Exploring a Unique Reactivity of 6π-Azaelectrocyclization to Enzyme Inhibition, Natural Products Synthesis, and Molecular Imaging: An Approach to Chemical Biology by Synthetic Chemists

While elucidating the inhibitory mechanism of a hydrolytic enzyme by aldehyde-containing natural products, we discovered a reaction involving a rapid 6 pi-azaelectrocyclization of azatrienes generated from aldehyde with lysine residues. The electrocyclic reaction of the 1-azatriene system, a cyclization precursor, exhibited a substituent effect. Structure-reactivity studies showed that azaelectrocyclization, which usually proceeds in low yield at high temperatures, produced a quantitative yield in less than 5 minutes at room temperature.

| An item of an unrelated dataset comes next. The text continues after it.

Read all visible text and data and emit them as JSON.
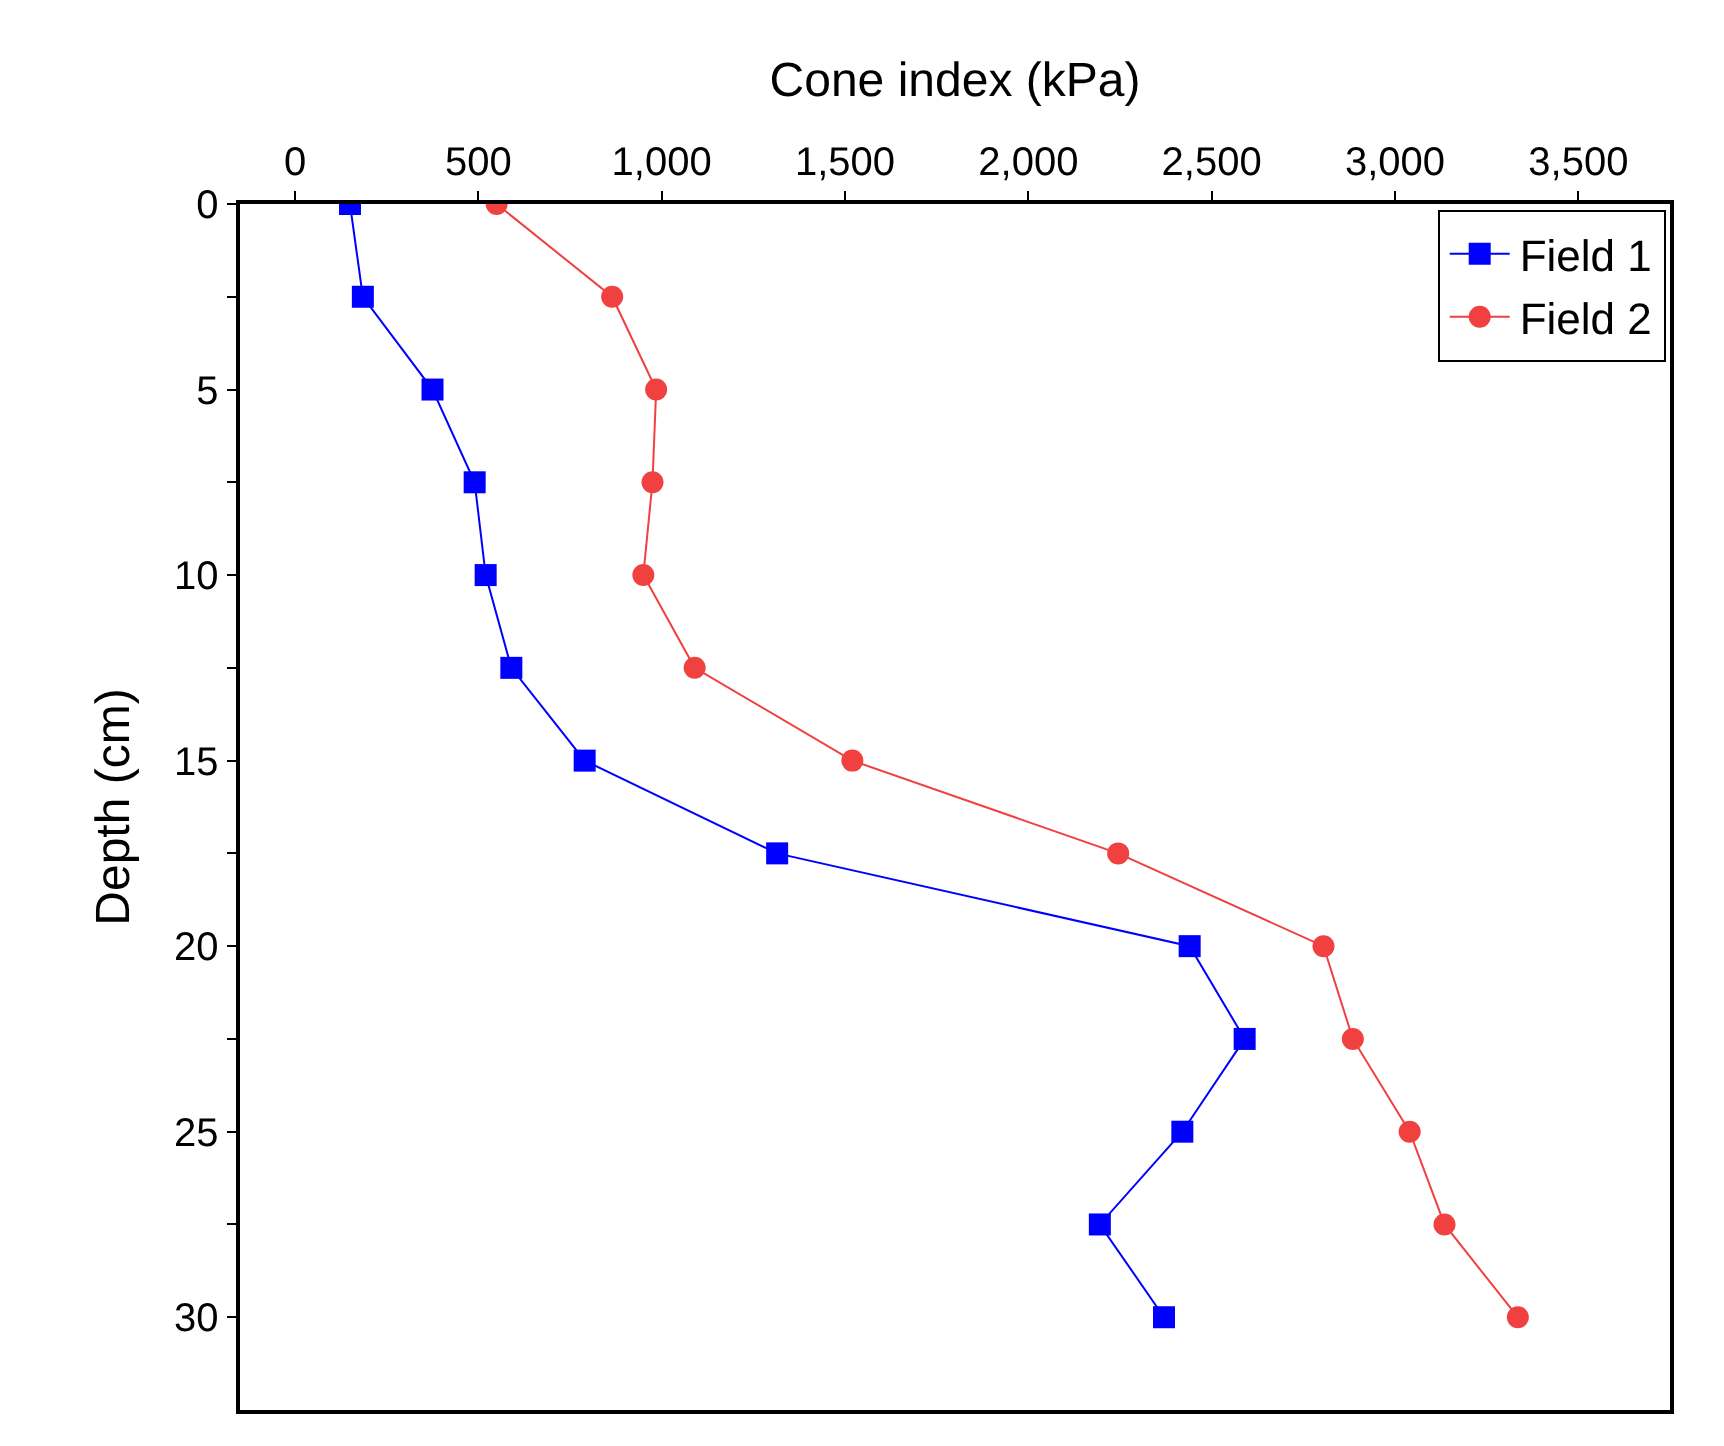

Asymmetric chiral piperidine synthesis and a one-pot library synthesis of pyridines on solid supports were applied to synthesize pyridine/indole alkaloid-type natural products. Additionally, we developed lysine-based labeling and engineering of biomolecules and living cells based on the rapid 6 pi-azaelectrocyclization. Both 1,4,7,10-tetraazacyclododecane1,4,7,10- tetraacetic acid (DOTA) as a metal chelating agent and fluorescent groups, as well as oligosaccharide structures were introduced efficiently and selectively into surface lysines within 10 minutes at concentrations as low as 10-8 M. The DOTA-labeled somatostatin and glycoproteins were then radiometallated with 68Ga; the receptor-mediated accumulation of somatostatin in pancreas and the oligosaccharide-dependent circulatory residence of glycoproteins were visualized by microPET for the first time. Furthermore, we succeeded to image the trafficking of the fluorescence-labeled lymphocytes noninvasively, while the N-glycan-engineered lymphocytes targeted the colon carcinoma in tumor mouse model; the tumor-targeting cells were thus synthesized using our 6 pi-azaelectrocyclization.